On Fri, 13 Oct 2017 09:14:44 -0400, "ScottWW"
wrote:

"-MIKE-" wrote in message news https://photos.app.goo.gl/DqXrs5DI2roJTli22

I need to replace the white board above this garage door. The 2x12 is
rotted out pretty bad. It will just fall out when poked with a screwdriver
or putty knife, so I'm going to replace with a new, treated 2x12. (Client
wants cheapest option.)

What I need help with is figuring out how to transfer that arch to the new
2x12. This isn't an arch that was drawn with a radius or trammels.
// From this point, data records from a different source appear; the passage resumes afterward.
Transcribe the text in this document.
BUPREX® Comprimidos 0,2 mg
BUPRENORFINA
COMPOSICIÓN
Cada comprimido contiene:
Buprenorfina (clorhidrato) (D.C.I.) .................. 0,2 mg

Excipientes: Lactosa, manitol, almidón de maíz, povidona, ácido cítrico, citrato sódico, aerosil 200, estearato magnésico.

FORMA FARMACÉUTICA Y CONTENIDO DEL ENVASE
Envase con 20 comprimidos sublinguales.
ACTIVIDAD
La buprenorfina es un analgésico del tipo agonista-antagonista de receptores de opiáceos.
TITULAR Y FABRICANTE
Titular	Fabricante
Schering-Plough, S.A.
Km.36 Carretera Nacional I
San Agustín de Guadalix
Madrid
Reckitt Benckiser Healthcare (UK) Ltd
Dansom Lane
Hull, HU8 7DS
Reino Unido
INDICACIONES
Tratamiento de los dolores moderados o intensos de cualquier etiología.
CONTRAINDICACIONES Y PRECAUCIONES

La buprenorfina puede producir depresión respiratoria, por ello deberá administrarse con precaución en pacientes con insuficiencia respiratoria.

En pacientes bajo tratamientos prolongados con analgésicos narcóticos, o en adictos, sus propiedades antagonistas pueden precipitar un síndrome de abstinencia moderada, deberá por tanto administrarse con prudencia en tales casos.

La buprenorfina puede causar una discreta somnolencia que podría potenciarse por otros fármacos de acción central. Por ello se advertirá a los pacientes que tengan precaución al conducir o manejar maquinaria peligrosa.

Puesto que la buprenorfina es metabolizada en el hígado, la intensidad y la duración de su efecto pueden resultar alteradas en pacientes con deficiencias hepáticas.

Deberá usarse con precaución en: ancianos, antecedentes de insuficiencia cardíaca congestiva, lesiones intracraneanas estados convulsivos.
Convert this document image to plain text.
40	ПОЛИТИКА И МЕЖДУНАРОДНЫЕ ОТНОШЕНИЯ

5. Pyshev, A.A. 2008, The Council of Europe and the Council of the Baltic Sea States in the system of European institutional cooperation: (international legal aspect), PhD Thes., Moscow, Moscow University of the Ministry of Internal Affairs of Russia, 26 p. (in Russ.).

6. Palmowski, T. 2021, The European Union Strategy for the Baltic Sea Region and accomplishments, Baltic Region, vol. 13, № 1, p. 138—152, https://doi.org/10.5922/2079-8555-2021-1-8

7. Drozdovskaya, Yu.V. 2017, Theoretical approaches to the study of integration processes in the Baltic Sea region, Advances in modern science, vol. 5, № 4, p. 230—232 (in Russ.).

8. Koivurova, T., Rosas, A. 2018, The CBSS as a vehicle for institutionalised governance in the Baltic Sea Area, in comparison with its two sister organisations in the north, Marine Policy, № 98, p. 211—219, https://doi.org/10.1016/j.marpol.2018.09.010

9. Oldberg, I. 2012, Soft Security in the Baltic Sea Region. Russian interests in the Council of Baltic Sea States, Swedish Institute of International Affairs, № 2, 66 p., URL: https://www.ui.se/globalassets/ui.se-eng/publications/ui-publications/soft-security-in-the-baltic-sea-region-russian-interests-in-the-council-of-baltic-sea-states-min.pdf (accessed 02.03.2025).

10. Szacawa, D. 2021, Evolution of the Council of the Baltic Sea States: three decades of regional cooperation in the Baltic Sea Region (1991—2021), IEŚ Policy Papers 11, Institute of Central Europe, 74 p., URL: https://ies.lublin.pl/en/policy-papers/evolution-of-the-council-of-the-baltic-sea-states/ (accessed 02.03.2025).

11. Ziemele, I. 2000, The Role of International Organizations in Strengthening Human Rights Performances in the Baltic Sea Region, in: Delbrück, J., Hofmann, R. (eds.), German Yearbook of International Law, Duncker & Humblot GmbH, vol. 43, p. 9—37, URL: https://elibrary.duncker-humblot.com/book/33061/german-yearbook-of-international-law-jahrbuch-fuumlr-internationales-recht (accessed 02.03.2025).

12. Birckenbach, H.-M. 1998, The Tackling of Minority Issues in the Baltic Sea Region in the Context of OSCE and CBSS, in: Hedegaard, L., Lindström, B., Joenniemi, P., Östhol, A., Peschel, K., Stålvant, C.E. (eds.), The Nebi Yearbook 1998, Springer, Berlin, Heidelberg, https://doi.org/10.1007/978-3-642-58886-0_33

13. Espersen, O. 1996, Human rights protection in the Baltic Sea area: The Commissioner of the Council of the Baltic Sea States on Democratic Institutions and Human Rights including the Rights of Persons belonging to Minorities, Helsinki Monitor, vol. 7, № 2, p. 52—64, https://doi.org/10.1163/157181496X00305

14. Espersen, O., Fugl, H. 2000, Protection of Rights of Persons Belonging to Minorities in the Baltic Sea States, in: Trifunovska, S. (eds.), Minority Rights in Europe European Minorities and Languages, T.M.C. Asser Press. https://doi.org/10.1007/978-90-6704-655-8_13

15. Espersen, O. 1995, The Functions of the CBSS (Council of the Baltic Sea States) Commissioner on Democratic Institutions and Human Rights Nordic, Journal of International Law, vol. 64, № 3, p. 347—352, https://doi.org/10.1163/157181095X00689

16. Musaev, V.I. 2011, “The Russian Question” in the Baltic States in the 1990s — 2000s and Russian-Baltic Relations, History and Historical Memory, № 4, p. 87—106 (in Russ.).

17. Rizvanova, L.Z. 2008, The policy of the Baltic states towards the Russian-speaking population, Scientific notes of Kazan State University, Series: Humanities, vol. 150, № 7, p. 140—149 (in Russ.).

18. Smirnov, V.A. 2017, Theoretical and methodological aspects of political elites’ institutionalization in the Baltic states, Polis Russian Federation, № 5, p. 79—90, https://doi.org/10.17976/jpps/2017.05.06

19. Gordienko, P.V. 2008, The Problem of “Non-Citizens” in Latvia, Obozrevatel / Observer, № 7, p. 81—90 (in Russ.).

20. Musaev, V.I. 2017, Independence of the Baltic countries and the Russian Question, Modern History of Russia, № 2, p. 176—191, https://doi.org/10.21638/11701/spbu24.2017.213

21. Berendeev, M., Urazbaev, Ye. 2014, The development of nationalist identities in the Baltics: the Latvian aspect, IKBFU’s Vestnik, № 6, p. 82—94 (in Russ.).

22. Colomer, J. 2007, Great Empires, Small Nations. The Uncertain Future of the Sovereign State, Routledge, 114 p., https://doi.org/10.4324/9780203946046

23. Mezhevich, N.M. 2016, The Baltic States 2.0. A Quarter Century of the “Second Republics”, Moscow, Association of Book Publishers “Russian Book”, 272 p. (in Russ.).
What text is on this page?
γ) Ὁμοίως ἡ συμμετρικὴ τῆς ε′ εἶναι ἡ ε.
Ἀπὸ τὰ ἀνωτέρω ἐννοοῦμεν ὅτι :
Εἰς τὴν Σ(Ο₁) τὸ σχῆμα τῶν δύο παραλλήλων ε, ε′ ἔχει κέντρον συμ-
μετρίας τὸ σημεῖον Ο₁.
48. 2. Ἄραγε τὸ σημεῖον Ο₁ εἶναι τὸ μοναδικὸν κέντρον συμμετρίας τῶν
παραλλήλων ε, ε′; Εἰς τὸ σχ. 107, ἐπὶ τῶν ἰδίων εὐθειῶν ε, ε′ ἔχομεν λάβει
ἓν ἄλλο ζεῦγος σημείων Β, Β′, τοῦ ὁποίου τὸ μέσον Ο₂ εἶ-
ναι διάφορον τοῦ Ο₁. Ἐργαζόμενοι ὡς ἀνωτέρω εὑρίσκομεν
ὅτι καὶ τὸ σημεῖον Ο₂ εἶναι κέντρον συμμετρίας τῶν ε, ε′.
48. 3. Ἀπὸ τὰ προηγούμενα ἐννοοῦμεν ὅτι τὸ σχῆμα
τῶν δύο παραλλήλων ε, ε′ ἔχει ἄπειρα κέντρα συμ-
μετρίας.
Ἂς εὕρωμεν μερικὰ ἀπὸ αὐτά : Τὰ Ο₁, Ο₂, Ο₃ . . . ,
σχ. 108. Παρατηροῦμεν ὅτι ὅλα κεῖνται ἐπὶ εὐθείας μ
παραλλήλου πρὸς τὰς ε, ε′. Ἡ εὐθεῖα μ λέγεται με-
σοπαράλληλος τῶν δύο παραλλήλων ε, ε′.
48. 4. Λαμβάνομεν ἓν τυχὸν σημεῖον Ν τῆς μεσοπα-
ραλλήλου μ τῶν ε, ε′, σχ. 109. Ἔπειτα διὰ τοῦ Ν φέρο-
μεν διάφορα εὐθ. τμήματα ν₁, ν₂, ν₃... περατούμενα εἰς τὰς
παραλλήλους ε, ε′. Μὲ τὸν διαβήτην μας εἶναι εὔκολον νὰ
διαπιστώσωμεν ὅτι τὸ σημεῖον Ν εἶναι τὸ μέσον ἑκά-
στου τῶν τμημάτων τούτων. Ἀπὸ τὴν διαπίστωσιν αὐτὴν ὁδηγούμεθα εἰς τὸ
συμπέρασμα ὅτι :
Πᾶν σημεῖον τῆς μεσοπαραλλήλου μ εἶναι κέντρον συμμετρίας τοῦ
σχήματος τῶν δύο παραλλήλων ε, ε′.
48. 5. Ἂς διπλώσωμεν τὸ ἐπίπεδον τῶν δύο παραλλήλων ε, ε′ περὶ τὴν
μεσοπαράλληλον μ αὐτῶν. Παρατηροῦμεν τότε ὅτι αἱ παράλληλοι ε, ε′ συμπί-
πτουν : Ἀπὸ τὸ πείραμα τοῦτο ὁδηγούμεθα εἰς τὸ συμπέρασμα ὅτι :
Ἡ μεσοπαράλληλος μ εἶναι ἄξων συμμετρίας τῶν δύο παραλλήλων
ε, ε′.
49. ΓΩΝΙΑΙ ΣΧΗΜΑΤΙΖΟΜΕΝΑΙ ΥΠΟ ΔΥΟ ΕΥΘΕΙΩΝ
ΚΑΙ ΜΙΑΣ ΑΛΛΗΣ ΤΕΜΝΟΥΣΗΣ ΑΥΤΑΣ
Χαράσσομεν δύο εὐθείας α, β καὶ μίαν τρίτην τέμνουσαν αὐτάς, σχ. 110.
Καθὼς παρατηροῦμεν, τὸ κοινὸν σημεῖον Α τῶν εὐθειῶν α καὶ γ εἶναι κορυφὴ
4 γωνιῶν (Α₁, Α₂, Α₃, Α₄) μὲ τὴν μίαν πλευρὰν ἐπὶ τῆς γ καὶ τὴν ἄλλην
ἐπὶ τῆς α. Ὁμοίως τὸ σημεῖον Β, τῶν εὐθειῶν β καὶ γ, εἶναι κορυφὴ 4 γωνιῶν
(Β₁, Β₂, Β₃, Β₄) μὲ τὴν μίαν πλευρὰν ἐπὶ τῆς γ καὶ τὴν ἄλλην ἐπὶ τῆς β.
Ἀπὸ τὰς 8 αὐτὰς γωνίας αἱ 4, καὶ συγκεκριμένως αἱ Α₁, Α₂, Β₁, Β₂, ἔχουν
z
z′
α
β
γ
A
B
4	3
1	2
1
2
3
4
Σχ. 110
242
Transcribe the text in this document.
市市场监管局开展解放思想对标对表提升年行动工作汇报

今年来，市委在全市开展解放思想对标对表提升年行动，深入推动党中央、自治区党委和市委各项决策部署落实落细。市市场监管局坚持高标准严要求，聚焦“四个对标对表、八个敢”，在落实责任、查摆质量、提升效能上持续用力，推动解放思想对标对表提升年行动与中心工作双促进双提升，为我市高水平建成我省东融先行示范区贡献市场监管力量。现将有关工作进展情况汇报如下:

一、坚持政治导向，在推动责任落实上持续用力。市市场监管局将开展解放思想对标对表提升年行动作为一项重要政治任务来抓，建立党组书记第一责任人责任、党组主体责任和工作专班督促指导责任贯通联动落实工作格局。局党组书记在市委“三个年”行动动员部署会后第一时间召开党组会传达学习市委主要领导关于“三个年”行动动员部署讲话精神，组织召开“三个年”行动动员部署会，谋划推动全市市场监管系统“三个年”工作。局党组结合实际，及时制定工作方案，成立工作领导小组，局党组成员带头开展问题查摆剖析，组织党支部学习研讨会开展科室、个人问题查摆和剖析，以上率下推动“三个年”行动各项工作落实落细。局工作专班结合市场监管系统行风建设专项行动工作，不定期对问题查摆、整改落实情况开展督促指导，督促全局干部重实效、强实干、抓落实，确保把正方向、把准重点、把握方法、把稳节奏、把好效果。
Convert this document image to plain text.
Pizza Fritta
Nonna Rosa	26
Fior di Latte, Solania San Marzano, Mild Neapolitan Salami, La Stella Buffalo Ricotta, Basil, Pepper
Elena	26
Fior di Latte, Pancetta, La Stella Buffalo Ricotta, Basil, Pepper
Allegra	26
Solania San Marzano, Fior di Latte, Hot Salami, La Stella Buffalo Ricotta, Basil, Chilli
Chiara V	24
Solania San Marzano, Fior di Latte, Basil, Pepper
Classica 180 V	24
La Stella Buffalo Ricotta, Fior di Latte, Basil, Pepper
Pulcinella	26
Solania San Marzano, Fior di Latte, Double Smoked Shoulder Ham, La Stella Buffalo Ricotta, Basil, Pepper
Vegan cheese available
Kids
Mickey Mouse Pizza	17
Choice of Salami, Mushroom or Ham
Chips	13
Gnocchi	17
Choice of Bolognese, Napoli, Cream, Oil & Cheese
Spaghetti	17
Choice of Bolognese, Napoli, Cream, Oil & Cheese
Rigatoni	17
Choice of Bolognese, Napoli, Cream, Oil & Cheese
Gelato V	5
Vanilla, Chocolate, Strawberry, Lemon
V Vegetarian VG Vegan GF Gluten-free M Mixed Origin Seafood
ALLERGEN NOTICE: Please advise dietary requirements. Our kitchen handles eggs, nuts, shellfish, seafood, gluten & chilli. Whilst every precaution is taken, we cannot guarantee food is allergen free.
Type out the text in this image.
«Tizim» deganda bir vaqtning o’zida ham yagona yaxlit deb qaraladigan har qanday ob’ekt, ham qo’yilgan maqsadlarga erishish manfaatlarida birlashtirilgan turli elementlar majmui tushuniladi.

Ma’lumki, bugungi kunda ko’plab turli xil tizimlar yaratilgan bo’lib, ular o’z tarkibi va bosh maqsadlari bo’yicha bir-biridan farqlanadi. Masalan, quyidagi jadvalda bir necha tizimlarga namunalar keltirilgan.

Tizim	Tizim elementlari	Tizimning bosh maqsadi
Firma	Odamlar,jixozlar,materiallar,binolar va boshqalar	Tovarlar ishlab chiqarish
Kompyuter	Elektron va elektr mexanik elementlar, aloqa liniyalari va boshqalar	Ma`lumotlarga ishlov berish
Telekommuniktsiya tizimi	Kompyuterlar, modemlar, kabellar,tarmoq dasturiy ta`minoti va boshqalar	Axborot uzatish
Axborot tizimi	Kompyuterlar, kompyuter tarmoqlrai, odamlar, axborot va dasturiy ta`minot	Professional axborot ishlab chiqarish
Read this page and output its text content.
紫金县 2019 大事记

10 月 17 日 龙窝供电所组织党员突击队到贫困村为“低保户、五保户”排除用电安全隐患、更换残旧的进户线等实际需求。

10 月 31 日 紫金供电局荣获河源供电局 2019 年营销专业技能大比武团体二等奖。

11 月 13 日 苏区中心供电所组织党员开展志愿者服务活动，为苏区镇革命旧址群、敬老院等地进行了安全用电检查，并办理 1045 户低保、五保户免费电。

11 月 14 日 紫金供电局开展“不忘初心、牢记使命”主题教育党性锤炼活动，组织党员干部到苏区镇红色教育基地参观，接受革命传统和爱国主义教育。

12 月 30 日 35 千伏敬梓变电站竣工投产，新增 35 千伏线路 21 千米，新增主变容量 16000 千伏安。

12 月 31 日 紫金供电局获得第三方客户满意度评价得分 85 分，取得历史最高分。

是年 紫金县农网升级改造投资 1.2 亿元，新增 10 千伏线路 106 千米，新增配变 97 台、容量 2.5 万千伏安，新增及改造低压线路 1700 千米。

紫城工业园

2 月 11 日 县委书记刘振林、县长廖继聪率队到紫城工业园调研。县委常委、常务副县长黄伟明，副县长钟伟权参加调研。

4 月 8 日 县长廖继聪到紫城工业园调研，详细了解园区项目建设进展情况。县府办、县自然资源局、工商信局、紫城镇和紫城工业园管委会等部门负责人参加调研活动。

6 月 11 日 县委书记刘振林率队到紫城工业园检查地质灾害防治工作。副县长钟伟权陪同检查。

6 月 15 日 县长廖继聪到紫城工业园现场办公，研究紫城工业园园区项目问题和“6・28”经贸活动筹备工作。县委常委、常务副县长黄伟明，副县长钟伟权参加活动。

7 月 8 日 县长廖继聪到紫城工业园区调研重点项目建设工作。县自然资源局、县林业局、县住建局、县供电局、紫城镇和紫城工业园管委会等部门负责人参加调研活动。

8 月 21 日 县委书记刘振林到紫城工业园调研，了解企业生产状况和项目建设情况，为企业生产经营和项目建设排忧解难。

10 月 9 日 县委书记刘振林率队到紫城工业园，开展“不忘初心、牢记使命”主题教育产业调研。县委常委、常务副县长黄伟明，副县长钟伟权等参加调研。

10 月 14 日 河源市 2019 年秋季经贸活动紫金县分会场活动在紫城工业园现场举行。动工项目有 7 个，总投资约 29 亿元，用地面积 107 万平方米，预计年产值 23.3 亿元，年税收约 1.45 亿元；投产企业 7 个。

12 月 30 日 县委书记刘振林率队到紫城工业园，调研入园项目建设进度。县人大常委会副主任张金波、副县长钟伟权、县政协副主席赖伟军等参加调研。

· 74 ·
If this
was a perfectly cut arch, I could just determine the radius by bisecting
the chords and extending perpendicular lines to find the radius.

If you look closely, you will see that it's not even and the arch "flattens
out" near both ends. So I believe I'm left with trying to transfer the
exact line of the bottom of the soldier course of bricks to the new 2x12.

Remember, the existing 2x12 will not come out in one piece or even several
pieces which could be reassembled to use to trace the "arch" onto the new
board. It's pretty much, mulch, held together with paint.

Any ideas?


It appears as though the 'mason' used a springy board to scribe/cut the
field bricks, then again to support the arch bricks. This shortcut explains
the straight ends. The tightest curvature at the apex is the result of the
flexibility of the springy board and the amount of pressure applied from
below.

I think the best way to match the arch will be to scribe vertically with a
large compass as suggested by other contributors.
Scott in Dunedin



I'm still, drom looking at lots of houses in our area built with the
arch above the door, almost CERTAIN someone has modified the original
install, and the original door closed bshind the brick arch. The
"reveal" of the arch (where the board is now) showed the top of the
square topped door - while the brick arch hid the square corners of
the door. The iron lintel is above the arched bricks, which are a
combination of self supporting and brick-tied to the main structure.

There are literally hundreds, and even thousands, of garage doors
built that way around here (Waterloo Region, Ontario) -could not be
done in the days of the one-piece overhead door, but very simple with
the segmented roll-up doors in common use today.